Sementara saat mengumumkan pembebastugasan Prabowo, Jenderal TNI Wiranto menyatakan bahwa Prabowo dapat diadili karena adanya bukti keterlibatan Prabowo dalam kasus penculikan aktivis ini.[21] Namun, Prabowo masih belum diadili atas kasus tersebut hingga sekarang walau anggota Tim Mawar sudah dijebloskan ke penjara.[22][23] Sementara itu, Prabowo dan koleganya, Sjafrie Syamsuddin, tidak pernah memenuhi Panggilan Komnas HAM yang berusaha untuk mengusut kasus tersebut.[24][25] Pengakuan mengejutkan datang dari Kivlan Zen yang pada masa 1998 setia kepada Prabowo. Ia mengaku mengetahui pasti di mana keberadaan 13 orang aktivis yang dipermasalahkan, dan tahu pasti mereka telah dibunuh. Kivlan Zen menantang dibukanya kembali kasus penculikan ini dan dia mengatakan seluruh hal yang diketahuinya. Ia menyatakan operasi penculikan 13 orang tersebut adalah perbutan pihak yang ingin mendiskreditkan Prabowo. Karena pernyataan ini, Komnas HAM didesak untuk membuka kembali penyelidikan atas kasus ini, namun Komnas HAM berkomentar bahwa itu hanyalah pernyataan pribadi Kivlan Zen. Secara resmi pernyataan Kivlan Zen sudah pernah dicatat dalam penyelidikan Komnas HAM dan kini sudah berada di Kejaksaan Agung.[26]

Tuduhan pernyataan pengusiran orang Tionghoa

Menurut Friend (2003), saat dampak krisis finansial Asia 1997 memburuk, Prabowo mengajak Muslim Indonesia untuk bergabung melawan "pengkhianat bangsa".[27] Selain itu, dari wawancara Adam Schwarz dengan Sofjan Wanandi, Prabowo pernah mengatakan pada Sofjan bahwa ia siap "mengusir semua orang Cina meskipun hal itu akan membuat ekonomi Indonesia mundur 20-30 tahun"[28] dan mengatakan "kamu Cina Katolik mencoba menjatuhkan Suharto".[27] Sofjan sendiri membantah pernah berkata bahwa Prabowo akan mengusir semua orang Tionghoa dari Indonesia, dan menyatakan bahwa Schwarz hanya salah persepsi.[29]

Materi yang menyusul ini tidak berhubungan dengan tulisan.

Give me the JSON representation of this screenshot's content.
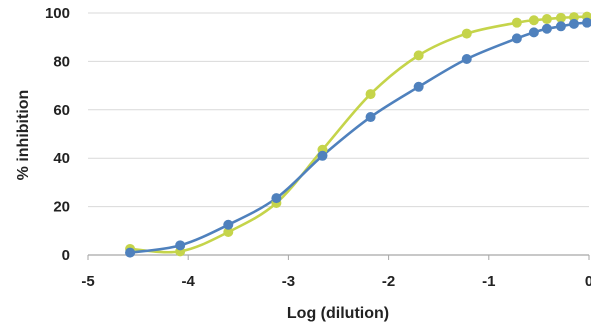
{
  "chart_data": {
    "type": "line",
    "title": "",
    "xlabel": "Log (dilution)",
    "ylabel": "% inhibition",
    "xlim": [
      -5,
      0
    ],
    "ylim": [
      0,
      100
    ],
    "x_ticks": [
      -5,
      -4,
      -3,
      -2,
      -1,
      0
    ],
    "y_ticks": [
      0,
      20,
      40,
      60,
      80,
      100
    ],
    "x_tick_labels": [
      "-5",
      "-4",
      "-3",
      "-2",
      "-1",
      "0"
    ],
    "y_tick_labels": [
      "0",
      "20",
      "40",
      "60",
      "80",
      "100"
    ],
    "grid": "horizontal major gridlines",
    "legend": "none",
    "series": [
      {
        "color": "#c5d44a",
        "marker": "circle",
        "smooth": true,
        "x": [
          -4.58,
          -4.08,
          -3.6,
          -3.12,
          -2.66,
          -2.18,
          -1.7,
          -1.22,
          -0.72,
          -0.55,
          -0.42,
          -0.28,
          -0.15,
          -0.02
        ],
        "y": [
          2.5,
          1.5,
          9.5,
          21.5,
          43.5,
          66.5,
          82.5,
          91.5,
          96,
          97,
          97.5,
          98,
          98.3,
          98.5
        ]
      },
      {
        "color": "#4f81bd",
        "marker": "circle",
        "smooth": true,
        "x": [
          -4.58,
          -4.08,
          -3.6,
          -3.12,
          -2.66,
          -2.18,
          -1.7,
          -1.22,
          -0.72,
          -0.55,
          -0.42,
          -0.28,
          -0.15,
          -0.02
        ],
        "y": [
          1,
          4,
          12.5,
          23.5,
          41,
          57,
          69.5,
          81,
          89.5,
          92,
          93.5,
          94.5,
          95.5,
          96
        ]
      }
    ]
  }
}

Dugaan keterlibatan kerusuhan Mei 1998

Prabowo diduga kuat mendalangi kerusuhan Mei 1998 berdasar temuan Tim Gabungan Pencari Fakta.[30][31][32] Bahkan menurut Friend (2003), walaupun kubu Wiranto menekankan bahwa mereka tidak ingin pembantaian Tiananmen terjadi di Jakarta, kubu Prabowo memperingatkan Amien Rais bahwa militer tidak takut akan terjadinya "Tiananmen lain" dan "lautan darah" bila demonstrasi dilanjutkan.[33] Dugaan motif Prabowo adalah untuk mendiskreditkan rivalnya Pangab Wiranto, untuk menyerang etnis minoritas, dan untuk mendapat simpati dan wewenang lebih dari Soeharto bila kelak ia mampu memadamkan kerusuhan.[34] Dia juga masih belum diadili atas kasus tersebut.[35]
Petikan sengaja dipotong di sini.